We introduced a theory of "Loss Function" from CISC3024 Pattern Recognition. The idea is that, different selection errors may have differently significant consequences, i.e., "losses" or "costs".

  • For instance, if we mis-classify a pedestrian who is not using a phone into "using", the utmost cost we could have is to get sued by him/her.
  • However, if we mis-classify a pedestrian who is using a phone, it is possible that he/she will get hit by a car and die, which is a way larger cost.

Therefore, to cover this issue, we introduced a bias factor during application. It is an adjustable factor that allows the user (i.e. the pathway chief monitor, or whatever you'd like to call it ;) ) to adjust how "casually" the model considers a person as "using".

This does not require to re-train the model, or have the model trained multiple times. We only work on the output of the model.

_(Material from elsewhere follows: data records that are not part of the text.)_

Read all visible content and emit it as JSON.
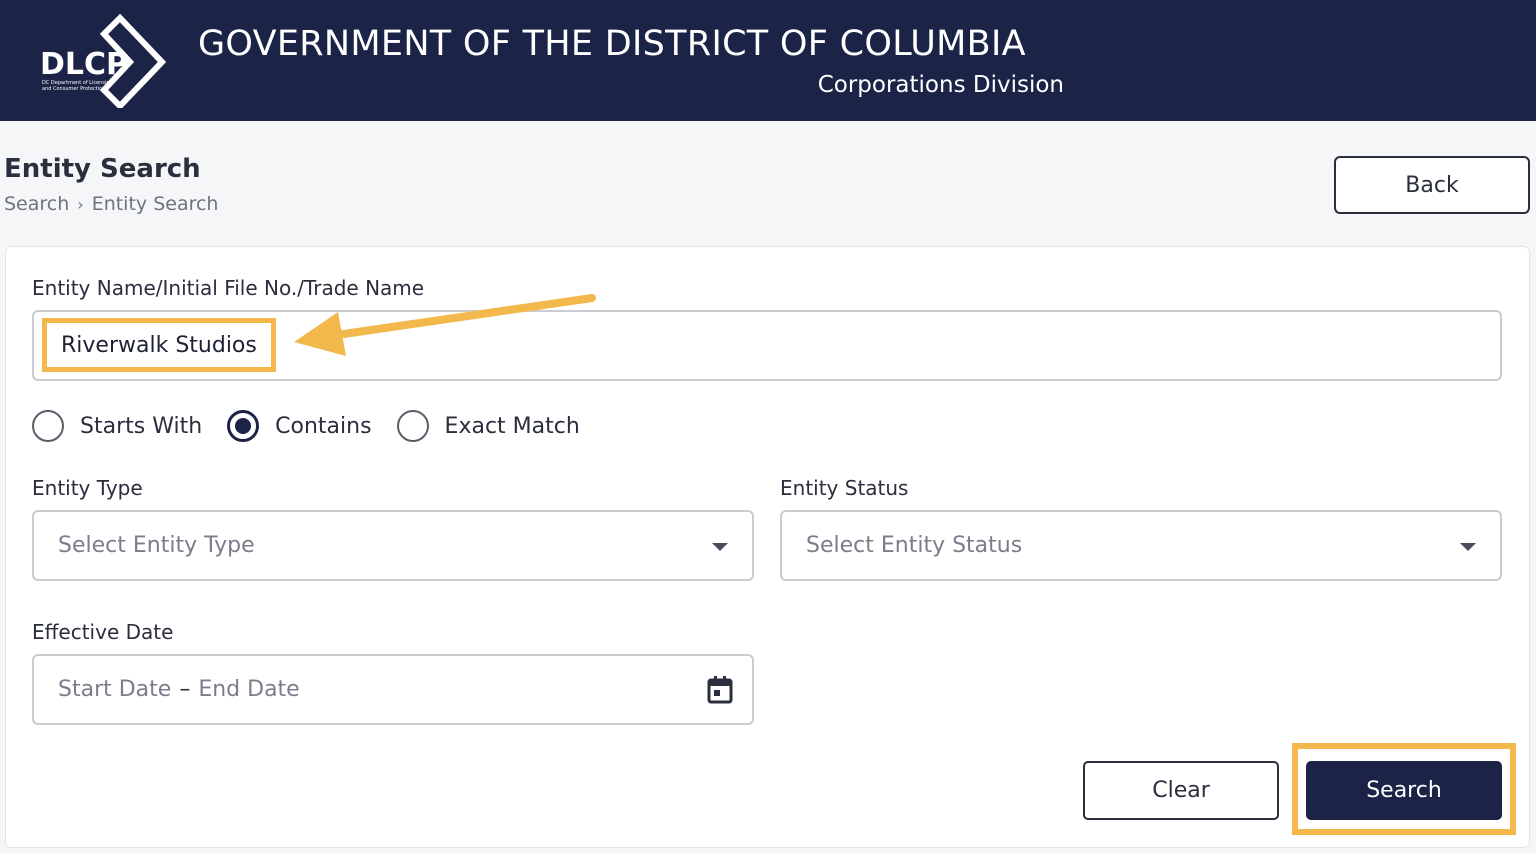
{
  "header": {
    "logo_text": "DLCP",
    "logo_subtext": "DC Department of Licensing and Consumer Protection",
    "title": "GOVERNMENT OF THE DISTRICT OF COLUMBIA",
    "subtitle": "Corporations Division"
  },
  "page": {
    "title": "Entity Search",
    "breadcrumb": [
      "Search",
      "Entity Search"
    ],
    "back_label": "Back"
  },
  "form": {
    "name_label": "Entity Name/Initial File No./Trade Name",
    "name_value": "Riverwalk Studios",
    "match_options": [
      "Starts With",
      "Contains",
      "Exact Match"
    ],
    "match_selected": "Contains",
    "entity_type_label": "Entity Type",
    "entity_type_placeholder": "Select Entity Type",
    "entity_status_label": "Entity Status",
    "entity_status_placeholder": "Select Entity Status",
    "effective_date_label": "Effective Date",
    "start_date_placeholder": "Start Date",
    "date_separator": "–",
    "end_date_placeholder": "End Date",
    "clear_label": "Clear",
    "search_label": "Search"
  },
  "colors": {
    "header_bg": "#1b2346",
    "highlight": "#f2b84b",
    "primary_button": "#1b2346"
  },
  "icons": [
    "dropdown-caret-icon",
    "calendar-icon",
    "annotation-arrow"
  ]
}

As discussed before, the model has two outputs: The un-softmaxed 2-dimensional output.

$$ \mathbf{y}=\begin{pmatrix}y_{0} \ y_{1}\end{pmatrix}=f(\mathbf{x}), \ \mathbf{x}\in\mathbb{R}^{3}\times\mathbb{R}^1\times\mathbb{R}^{286}, \ \mathbf{y}\in\mathbb{R}^2 $$ The output will be then sigmoid-ed to suppress it into a possibility-like score in range $[0,1]$. $$ \mathbf{y}'=\begin{pmatrix}y_0'\y_1'\end{pmatrix}=\text{sigmoid}(\mathbf{y})\in\mathbb{R}^2 $$ The final output will be: $$ y^*=\begin{cases} \text{argmax}_{i\in{0,1}} \ y_i & y_1 < \theta \ y_1 & \text{otherwise} \end{cases} $$ where $\theta$ is the pre-defined threshold.

Moreover, this bias also worked as a work-around of the lack of data variance in the training data.

3. Performance Inspection

Posture Estimation Model Equipment (GPU) Data Num Epoch Num LR
RTMPose Medium RTX-4060 Laptop 4118 +, 3858 - 650 5e-6

3.1 Training Performance

Under a larger data sample dimension, the overfitting point moved from around $950$ epochs to $650$ epochs. More useful information is discovered!

We can see that the gradient at the end of the training fluctuates, this means that the learning rate is quite large that it's jumping around a local minimum. However, it is still tolerable.

3.2 Testing Performance

Again, the model is well-fitted in the given data samples, yet it is overfitted in the actual posts in the real-world.

3.3 Inspection Performance

3.3.1 Regular

To begin with, this model performs well in the regular term.

We conclude that the convolution is useful, as it lets the model to learn the dependencies among different features. For an evident instance, the model had learned the dependencies between "lowering head" and "raising up hand."

https://drive.google.com/drive/u/0/folders/1oUhbQTxlxmzz8J78fJUmWMiYGS3mtNIR

Agenda for the next meeting

  1. Victor Mai Jiajun gave a new structure of inputs, and try to train and test it.
  2. get ready to train a phone-detector model with interface of YOLOv8 and dive into the next phase of the whole project.
  3. cover more videos that not yet been fitted in model in the 1st phase.